We can draw insight from Frankl’s writing on human suffering when our families go through periods of difficulty.

 

When families go through severe relationship difficulties (e.g. relationships with older, perhaps even adult, children or between spouses), it can be a traumatic time. We get angry, wonder how to respond, and sometimes even consider how to hit back for the hurt we have experienced.

 

Viktor Frankl was an Austrian neurologist and psychiatrist. From his observations and experiences in a Nazi concentration camp which he survived, he wrote a best-selling book Man’s Search for Meaning. Some of his quotations:

 

  • Everything can be taken from a man but one thing: the last of the human freedoms – to choose one’s attitude in any given set of circumstances, to choose one’s own way.

  • Between stimulus and response, there is a space. In that space is our power to choose our response. In our response lies our growth and our freedom.

  • When we are no longer able to change a situation – we are challenged to change ourselves.

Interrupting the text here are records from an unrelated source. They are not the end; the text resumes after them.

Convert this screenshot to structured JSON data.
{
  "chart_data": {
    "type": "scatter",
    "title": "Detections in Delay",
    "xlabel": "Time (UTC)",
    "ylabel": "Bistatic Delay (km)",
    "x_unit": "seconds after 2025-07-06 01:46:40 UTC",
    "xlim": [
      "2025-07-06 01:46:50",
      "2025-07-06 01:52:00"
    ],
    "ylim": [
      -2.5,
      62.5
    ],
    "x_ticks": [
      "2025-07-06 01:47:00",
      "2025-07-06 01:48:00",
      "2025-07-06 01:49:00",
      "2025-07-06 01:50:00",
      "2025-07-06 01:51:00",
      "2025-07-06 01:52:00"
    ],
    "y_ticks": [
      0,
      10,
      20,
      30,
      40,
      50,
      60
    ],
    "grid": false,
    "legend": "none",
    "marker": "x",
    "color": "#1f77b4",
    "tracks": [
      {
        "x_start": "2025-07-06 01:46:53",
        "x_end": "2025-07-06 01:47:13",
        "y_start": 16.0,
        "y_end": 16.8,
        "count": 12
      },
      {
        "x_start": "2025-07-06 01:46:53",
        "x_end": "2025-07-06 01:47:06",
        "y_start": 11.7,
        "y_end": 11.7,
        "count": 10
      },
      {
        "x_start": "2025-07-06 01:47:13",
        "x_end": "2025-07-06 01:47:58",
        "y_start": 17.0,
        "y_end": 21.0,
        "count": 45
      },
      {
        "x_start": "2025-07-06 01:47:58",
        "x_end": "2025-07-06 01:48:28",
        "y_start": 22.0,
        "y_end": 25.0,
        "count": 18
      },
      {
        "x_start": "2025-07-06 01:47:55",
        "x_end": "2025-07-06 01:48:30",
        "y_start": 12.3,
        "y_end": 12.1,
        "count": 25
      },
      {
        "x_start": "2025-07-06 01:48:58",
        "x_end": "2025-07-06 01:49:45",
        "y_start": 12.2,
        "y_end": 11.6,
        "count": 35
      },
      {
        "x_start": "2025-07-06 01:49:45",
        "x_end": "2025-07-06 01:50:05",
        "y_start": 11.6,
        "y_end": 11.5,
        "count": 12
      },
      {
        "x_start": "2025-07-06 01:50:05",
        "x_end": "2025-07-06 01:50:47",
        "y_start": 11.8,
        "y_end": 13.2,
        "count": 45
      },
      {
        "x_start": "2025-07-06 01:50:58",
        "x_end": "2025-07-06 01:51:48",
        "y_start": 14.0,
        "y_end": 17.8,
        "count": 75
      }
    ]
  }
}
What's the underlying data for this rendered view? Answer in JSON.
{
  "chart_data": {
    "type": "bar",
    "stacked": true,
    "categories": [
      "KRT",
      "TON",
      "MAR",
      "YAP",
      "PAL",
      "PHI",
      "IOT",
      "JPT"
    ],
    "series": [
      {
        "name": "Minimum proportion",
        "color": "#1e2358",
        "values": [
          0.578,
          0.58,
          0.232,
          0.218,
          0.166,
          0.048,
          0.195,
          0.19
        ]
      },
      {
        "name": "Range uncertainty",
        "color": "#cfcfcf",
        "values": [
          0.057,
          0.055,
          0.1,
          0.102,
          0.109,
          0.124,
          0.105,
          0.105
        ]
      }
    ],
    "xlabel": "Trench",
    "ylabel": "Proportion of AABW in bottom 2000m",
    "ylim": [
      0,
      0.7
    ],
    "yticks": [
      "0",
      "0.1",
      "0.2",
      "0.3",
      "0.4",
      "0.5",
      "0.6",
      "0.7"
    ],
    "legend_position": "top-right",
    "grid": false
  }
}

  • In some ways suffering ceases to be suffering at the moment it finds a meaning, such as the meaning of a sacrifice.

  • Everyone has his own specific vocation or mission in life; everyone must carry out a concrete assignment that demands fulfilment. Therein he cannot be replaced, nor can his life be repeated, thus everyone’s task is unique as his specific opportunity to implement it.

 

Do any of these quotations speak to you? Take a few minutes to reflect on it, and share it with someone.